Login to the Twitter site. Click in the box and type something. You don’t need to add anything fancy. You don’t need to add your user name (Twitter adds it automatically once you send the post). Stick to 140 characters, this includes spaces and punctuation as well as each letter or number you type. Twitter lets you know how close you are getting to the 140 limit.

Don’t worry about the limited characters. Type in one sentence, Most sentences will fit into the 140 character limit easily. Twitter is meant to be quick, lively posts so one sentence is all you usually need. If you do need more to make your point clear think of words you can take out, words you can shorten with characters like &, for instance. Pretty simple so far, right?

Now that you have typed in your sentence, send it out there. All you need to do is click “Tweet”. Your post will be sent out to everyone on your Twitter list.

Click Expand to Retweet, Delete, Reply or Favourite a Tweet



So Now You’ve Posted But….

So you posted but noticed a typo/ typing error or spelling mistake. Just go to your tweet, click on “expand” and click on “delete” from the list of options. You just need to confirm that you want to delete that post and then it will be gone.

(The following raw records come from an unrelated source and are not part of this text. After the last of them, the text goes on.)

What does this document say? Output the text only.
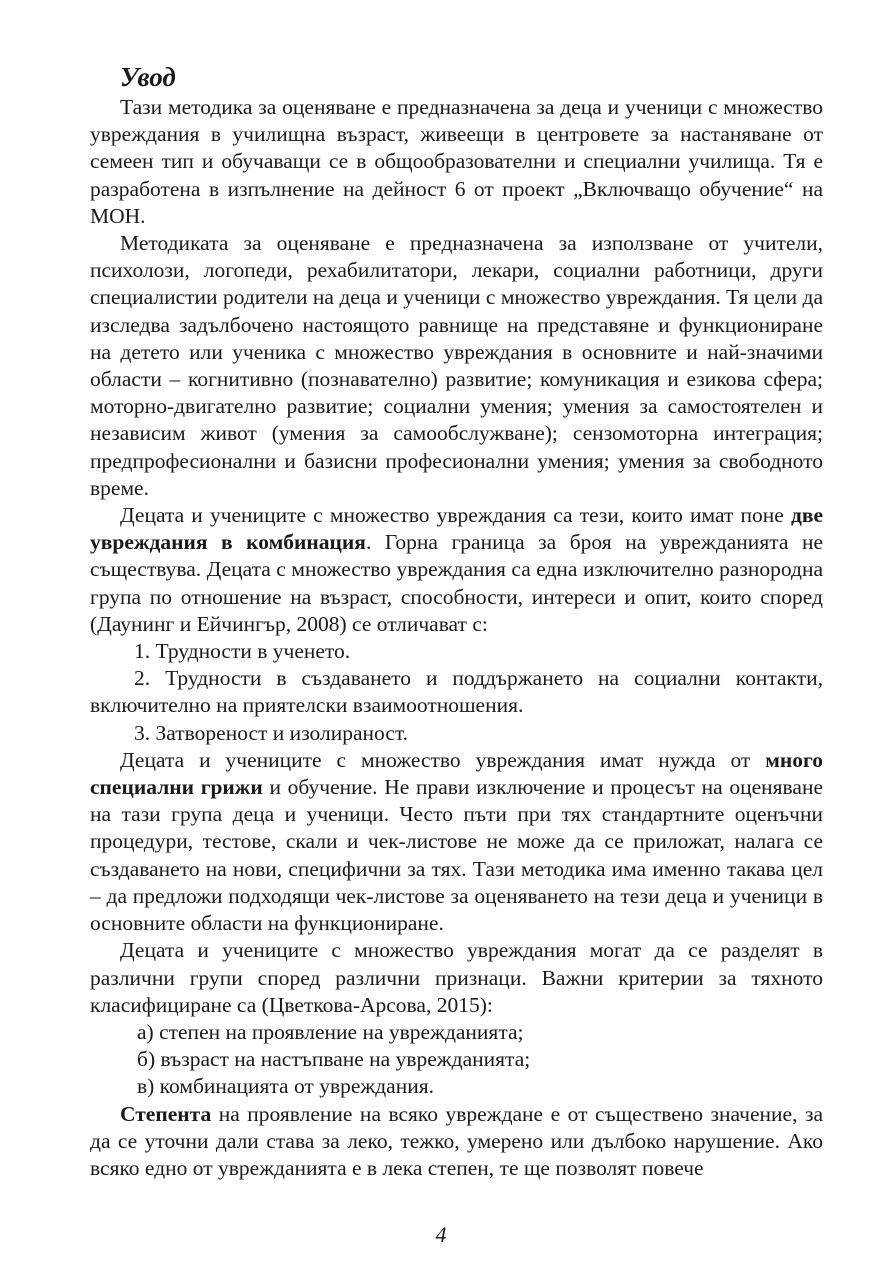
Увод

Тази методика за оценяване е предназначена за деца и ученици с множество увреждания в училищна възраст, живеещи в центровете за настаняване от семеен тип и обучаващи се в общообразователни и специални училища. Тя е разработена в изпълнение на дейност 6 от проект „Включващо обучение“ на МОН.

Методиката за оценяване е предназначена за използване от учители, психолози, логопеди, рехабилитатори, лекари, социални работници, други специалистии родители на деца и ученици с множество увреждания. Тя цели да изследва задълбочено настоящото равнище на представяне и функциониране на детето или ученика с множество увреждания в основните и най-значими области – когнитивно (познавателно) развитие; комуникация и езикова сфера; моторно-двигателно развитие; социални умения; умения за самостоятелен и независим живот (умения за самообслужване); сензомоторна интеграция; предпрофесионални и базисни професионални умения; умения за свободното време.

Децата и учениците с множество увреждания са тези, които имат поне две увреждания в комбинация. Горна граница за броя на уврежданията не съществува. Децата с множество увреждания са една изключително разнородна група по отношение на възраст, способности, интереси и опит, които според (Даунинг и Ейчингър, 2008) се отличават с:

1. Трудности в ученето.

2. Трудности в създаването и поддържането на социални контакти, включително на приятелски взаимоотношения.

3. Затвореност и изолираност.

Децата и учениците с множество увреждания имат нужда от много специални грижи и обучение. Не прави изключение и процесът на оценяване на тази група деца и ученици. Често пъти при тях стандартните оценъчни процедури, тестове, скали и чек-листове не може да се приложат, налага се създаването на нови, специфични за тях. Тази методика има именно такава цел – да предложи подходящи чек-листове за оценяването на тези деца и ученици в основните области на функциониране.

Децата и учениците с множество увреждания могат да се разделят в различни групи според различни признаци. Важни критерии за тяхното класифициране са (Цветкова-Арсова, 2015):

а) степен на проявление на уврежданията;

б) възраст на настъпване на уврежданията;

в) комбинацията от увреждания.

Степента на проявление на всяко увреждане е от съществено значение, за да се уточни дали става за леко, тежко, умерено или дълбоко нарушение. Ако всяко едно от уврежданията е в лека степен, те ще позволят повече

4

You can also retweet the post from someone else this way. Or reply to anyone who has sent you a tweet.

If you want to save or savour the tweet from a friend you can mark it as a favourite here. This will save the post on your Twitter account. The tweet is saved in a file on your Twitter account.

I have an extra option on my Twitter account. It shows up in the image I cut and pasted above. It’s called ClassicRT (Classic ReTweet). You can add this option to your web browser if you like. It’s an extra – but not essential.

ClassicRT for Google Chrome

ClassicRT Addon for Firefox

Find Replies to Your Tweets and People who have Mentioned You

connecttwitter connecttwitter1


Venture Out a Bit…

Wander off the Home section. Click ‘Connect’ at the top left. Now you can see who has mentioned you. Who has retweeted your posts.

I like to use this side of Twitter to reply to anyone who sent me a note. It is much easier to find replies here. (Especially once your Twitter account gets busy).

Block or Report Twitter Spammers

mentions1 mentions2


How to Report Spam Accounts on Twitter

On the Connect section you will eventually get Twitter spam. This is much like comment spam in a blog or on your posts on HubPages. You can (and should) block or report Twitter spam. Blocking the spamming accounts will keep them from posting to you again. So this is enough if you aren’t sure they are spamming. Otherwise, report the account to Twitter staff. Let them deal with it.

Click on the name/ user name on the spam account. This brings up a second window which lets you choose the options to block or report the account. Just click and be done with it.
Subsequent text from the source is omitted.